女性も活躍できる建設現場づくりを掲げる熊谷組では、女性専用のトイレや更衣室といった設備面だけでなく、従業員のヒアリングもとに、建設現場内での相談しやすい雰囲気づくりなどソフト面の改善にも取り組んでいる。その中で、市街地から離れた建設現場の従業員から「緊急時に生理用品が手に入りにくい」という声があり、女性専用トイレに生理用品ボックスを常備することにした。
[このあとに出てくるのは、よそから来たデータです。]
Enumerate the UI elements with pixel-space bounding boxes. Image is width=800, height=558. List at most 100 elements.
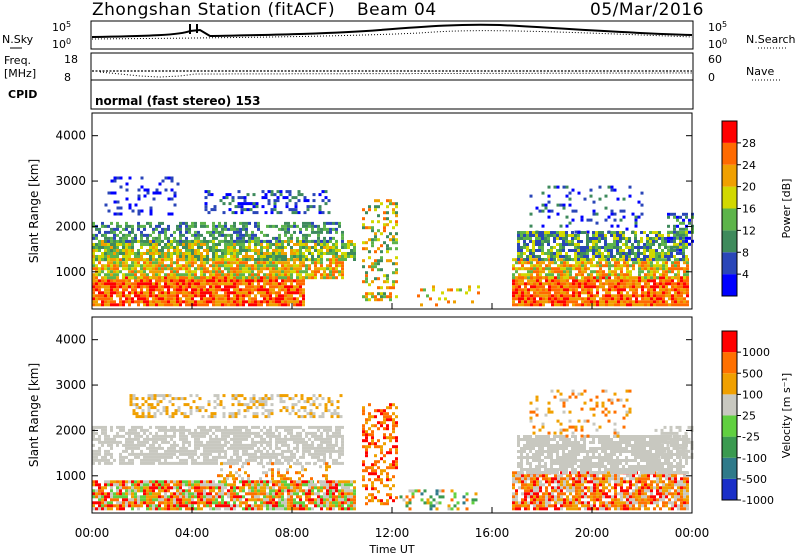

また、社内で女性特有の健康課題について意見交換を行ったり、全社員を対象に女性ホルモンに関する健康講演会を実施するなど、社員の意識啓発にも取り組んでいる。2021 年には不妊治療に関する2つの制度を導入。1 つは、男女ともに初期の不妊治療から利用できる有給休暇。もう1つは、特定不妊治療をしている女性社員が仕事を一旦離れ、最大で 1年間治療に専念できる制度。こうした取り組みを通じ、ウェルビーイングを実現できる組織風土の構築に努めている。

熊谷組の女性野健康経営施策

【出典】令和5年度 なでしこ銘柄 注目企業(左:建設現場の環境をパトロールしている様子。右:女性特有の健康課題に関して意見交換などを行う社内の交流会)

 

女性の業務パフォーマンスが17%改善、プログラム参加で(丸紅)

健康経営の柱の1つに、「女性の健康維持・増進に向けた取り組みの強化」を策定している丸紅。これまで女性の健康に特化したサポートとしては、乳がんや子宮がんの予防・早期発見のための検査補助や相談窓口設置などを進めてきたが、生理痛・PMSや更年期症状などには目を向けられていなかった。そこで、ライフステージに応じた健康課題の改善を総合的に支援するフェムテックプログラムを導入。女性の健康課題に関するセミナーの開催や、生理・更年期のオンライン診療・相談・服薬指導・処方等の提供を始めた。プログラムの参加により、従業員の生理・更年期に伴う不調がある時の業務パフォーマンス発揮度は、参加前後で 17%改善した。

フェムテックプログラムの効果検証(丸紅)

【出典】令和5年度 なでしこ銘柄 注目企業(フェムテックプログラムの効果検証)

 

女性に多いがんにも着目、ヘルスリテラシー向上に注力 (オムロン)

オムロンでは、医療費の傾向分析や従業員への健康状態を聞くアンケートを実施しており、その結果、アブセンティーイズムとプレゼンティーイズムの両方で健康課題が見られたことから、ヘルスリテラシー向上による女性の健康づくりに取り組み始めた。

主な取り組みは、男女両方を対象にしたオンラインセミナー。同社の最多層が 40 代・50 代であることからテーマは更年期とし、産婦人科医による対談セミナーも企画。参加者の質問・相談に医師から具体的なアドバイスを得られる機会を設けている。参加者の満足度は高く、セミナー後のアンケート調査では97%が満足したと回答した。また、アンケートでは「女性特有の病気について知りたい」という声もあったことから、2023 年度は、女性に多いがんについてのセミナーも実施した。

継続的に取組むことで、女性の健康への関心は男性の間でも高まり、男性の参加率は 3 割に上るという。セミナー以外にも、女性ホルモンと体の変化や子宮の病気に関する E ラーニング配信も実施するなど、複数のチャネルでヘルスリテラシー向上を図っている。